Fifth-year senior Stan Posluszny possesses plus raw power. The Angels drafted him in the 21st round in 2004 as a draft-eligible sophomore, and he should be taken on the first day this time around. His brother Paul was an all-American linebacker at Penn State. Posluszny finished as the No. 2 career home run hitter at West Virginia, with 33. He’s a good athlete but his swing is stiff. He has improved his approach considerably during his career, and his pitch selection boosts his stock. He’s a fringe-average runner with enough feel defensively to profile in left field. Teammate David Carpenter’s forte is defense. He’s a dependable catch-and-throw receiver with little offensive upside. His arm strength rates a 70 on the 20-80 scale.
At 6-foot-4, 215 pounds, Bryan Hagerich looks the part. He’s strong and can drive the ball out of the park, though his power is primarily to the pull side. He’s athletic and has an accurate arm. He swings and misses too much, racking up 68 strikeouts and 26 walks in 226 at-bats this season, and can be beaten with good fastballs in on his hands and will chase breaking balls in the dirt.
Steve Bumbry, the son of former Orioles outfielder Al, has his father’s instincts and a good feel for the game. He’s signed at Virginia Tech and could develop into a strong college outfielder.
Hardy County, W.Va., has a population of just 12,669 and no stoplights, but it’s home to one of the Mid-Atlantic’s best athletes. Alex Foltz was a three-sport star at East Hardy High (enrollment: 230) and was West Virginia’s player of the year in baseball as well as football. He led the state as a junior with 29 points a game in basketball and averaged 25 points and 12 rebounds as a senior. In football last fall, he ran for 1,605 yards, scored 18 touchdowns and kicked 10 field goals. He runs the 60-yard dash in 6.6 seconds. On the diamond, he’s a raw, righthanded-hitting outfielder. Foltz batted .469-8-29 this spring and was 30-for-31 in stolen bases. His approach requires an overhaul, but he could develop into an intriguing player after three seasons at James Madison.

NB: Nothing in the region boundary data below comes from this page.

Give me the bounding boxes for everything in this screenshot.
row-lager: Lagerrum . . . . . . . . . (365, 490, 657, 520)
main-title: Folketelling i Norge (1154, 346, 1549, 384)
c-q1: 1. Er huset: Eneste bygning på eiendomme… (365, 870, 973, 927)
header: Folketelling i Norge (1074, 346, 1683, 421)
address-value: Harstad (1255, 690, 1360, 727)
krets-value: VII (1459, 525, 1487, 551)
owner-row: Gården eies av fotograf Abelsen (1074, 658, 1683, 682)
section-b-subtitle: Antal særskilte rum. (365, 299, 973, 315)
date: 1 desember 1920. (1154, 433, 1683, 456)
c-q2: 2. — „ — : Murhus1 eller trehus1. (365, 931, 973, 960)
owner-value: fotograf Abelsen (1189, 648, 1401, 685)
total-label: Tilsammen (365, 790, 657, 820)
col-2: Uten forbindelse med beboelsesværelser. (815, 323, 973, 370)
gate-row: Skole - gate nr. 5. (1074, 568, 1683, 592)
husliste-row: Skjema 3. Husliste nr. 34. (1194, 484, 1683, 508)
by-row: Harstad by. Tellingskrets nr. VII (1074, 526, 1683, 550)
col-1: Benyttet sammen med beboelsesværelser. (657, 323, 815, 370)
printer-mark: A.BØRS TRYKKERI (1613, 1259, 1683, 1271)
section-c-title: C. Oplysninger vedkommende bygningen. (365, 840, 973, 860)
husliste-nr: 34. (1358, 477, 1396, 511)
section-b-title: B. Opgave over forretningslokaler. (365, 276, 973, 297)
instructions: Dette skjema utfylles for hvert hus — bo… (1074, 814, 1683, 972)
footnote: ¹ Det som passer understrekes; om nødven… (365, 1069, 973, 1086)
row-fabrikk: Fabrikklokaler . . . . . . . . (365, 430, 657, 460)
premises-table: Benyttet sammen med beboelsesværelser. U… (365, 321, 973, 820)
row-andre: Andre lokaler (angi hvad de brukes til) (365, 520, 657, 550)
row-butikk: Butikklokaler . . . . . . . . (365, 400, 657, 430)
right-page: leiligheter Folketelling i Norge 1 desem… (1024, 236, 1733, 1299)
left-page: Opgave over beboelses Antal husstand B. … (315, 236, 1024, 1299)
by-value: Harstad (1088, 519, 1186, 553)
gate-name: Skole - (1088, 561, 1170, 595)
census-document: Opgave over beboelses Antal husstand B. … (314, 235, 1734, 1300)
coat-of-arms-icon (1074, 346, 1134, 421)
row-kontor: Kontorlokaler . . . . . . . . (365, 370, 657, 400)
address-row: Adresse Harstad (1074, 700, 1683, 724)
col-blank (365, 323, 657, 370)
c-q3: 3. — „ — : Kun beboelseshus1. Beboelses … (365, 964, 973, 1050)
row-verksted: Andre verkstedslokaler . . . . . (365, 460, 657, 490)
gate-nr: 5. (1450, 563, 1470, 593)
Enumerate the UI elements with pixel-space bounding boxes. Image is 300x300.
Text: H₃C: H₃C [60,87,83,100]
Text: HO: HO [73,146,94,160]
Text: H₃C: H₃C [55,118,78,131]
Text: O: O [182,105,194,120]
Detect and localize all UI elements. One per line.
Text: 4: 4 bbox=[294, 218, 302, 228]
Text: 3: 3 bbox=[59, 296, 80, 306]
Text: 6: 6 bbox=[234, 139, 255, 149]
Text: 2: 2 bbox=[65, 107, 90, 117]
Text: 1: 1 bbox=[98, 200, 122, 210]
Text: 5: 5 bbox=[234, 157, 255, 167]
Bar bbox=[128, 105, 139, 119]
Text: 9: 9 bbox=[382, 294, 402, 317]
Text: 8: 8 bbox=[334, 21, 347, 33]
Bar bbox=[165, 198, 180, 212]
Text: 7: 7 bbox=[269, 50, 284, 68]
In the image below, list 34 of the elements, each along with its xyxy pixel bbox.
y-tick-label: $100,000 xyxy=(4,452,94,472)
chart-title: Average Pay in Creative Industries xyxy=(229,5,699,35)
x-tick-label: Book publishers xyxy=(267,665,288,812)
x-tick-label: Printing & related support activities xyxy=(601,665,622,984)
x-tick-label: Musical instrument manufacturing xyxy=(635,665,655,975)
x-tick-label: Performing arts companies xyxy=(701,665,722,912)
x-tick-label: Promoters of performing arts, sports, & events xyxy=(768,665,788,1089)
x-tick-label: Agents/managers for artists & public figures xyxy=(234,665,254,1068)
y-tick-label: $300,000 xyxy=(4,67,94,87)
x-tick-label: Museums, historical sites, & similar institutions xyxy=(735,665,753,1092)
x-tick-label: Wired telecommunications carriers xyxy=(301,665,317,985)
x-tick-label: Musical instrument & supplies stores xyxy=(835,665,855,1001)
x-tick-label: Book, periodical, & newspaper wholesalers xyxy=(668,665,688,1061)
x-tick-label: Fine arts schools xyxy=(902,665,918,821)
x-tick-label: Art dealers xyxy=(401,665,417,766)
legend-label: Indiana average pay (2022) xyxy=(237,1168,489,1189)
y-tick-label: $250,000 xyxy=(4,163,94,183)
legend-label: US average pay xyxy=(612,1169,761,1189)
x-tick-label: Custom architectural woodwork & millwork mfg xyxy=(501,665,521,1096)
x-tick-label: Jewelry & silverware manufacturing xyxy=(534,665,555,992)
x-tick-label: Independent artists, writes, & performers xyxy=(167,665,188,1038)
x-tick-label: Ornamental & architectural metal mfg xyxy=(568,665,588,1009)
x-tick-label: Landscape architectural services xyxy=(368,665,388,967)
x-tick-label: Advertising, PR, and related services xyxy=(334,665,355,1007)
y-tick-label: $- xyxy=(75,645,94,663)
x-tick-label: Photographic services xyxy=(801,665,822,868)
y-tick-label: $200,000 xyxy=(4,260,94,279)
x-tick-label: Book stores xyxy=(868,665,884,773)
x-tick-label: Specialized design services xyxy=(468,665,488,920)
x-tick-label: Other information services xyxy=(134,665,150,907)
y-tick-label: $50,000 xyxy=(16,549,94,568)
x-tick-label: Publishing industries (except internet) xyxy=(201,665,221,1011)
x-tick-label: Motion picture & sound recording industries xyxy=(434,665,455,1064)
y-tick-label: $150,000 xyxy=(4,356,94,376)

Enrique Garcia, at 6-foot-5 and 220 pounds, was a 17th-round draft-and-follow selection of the White Sox last year and is the area’s top juco prospect even after an up-and-down sophomore season. He has plenty of arm strength but lacks feel and a consistent secondary offering. He throws a pair of fringy breaking balls as well as a split-finger fastball that appears to be the secondary pitch he’s most comfortable with. His fastball has been in the 90-95 mph range, helping him garner interest from several Division I schools.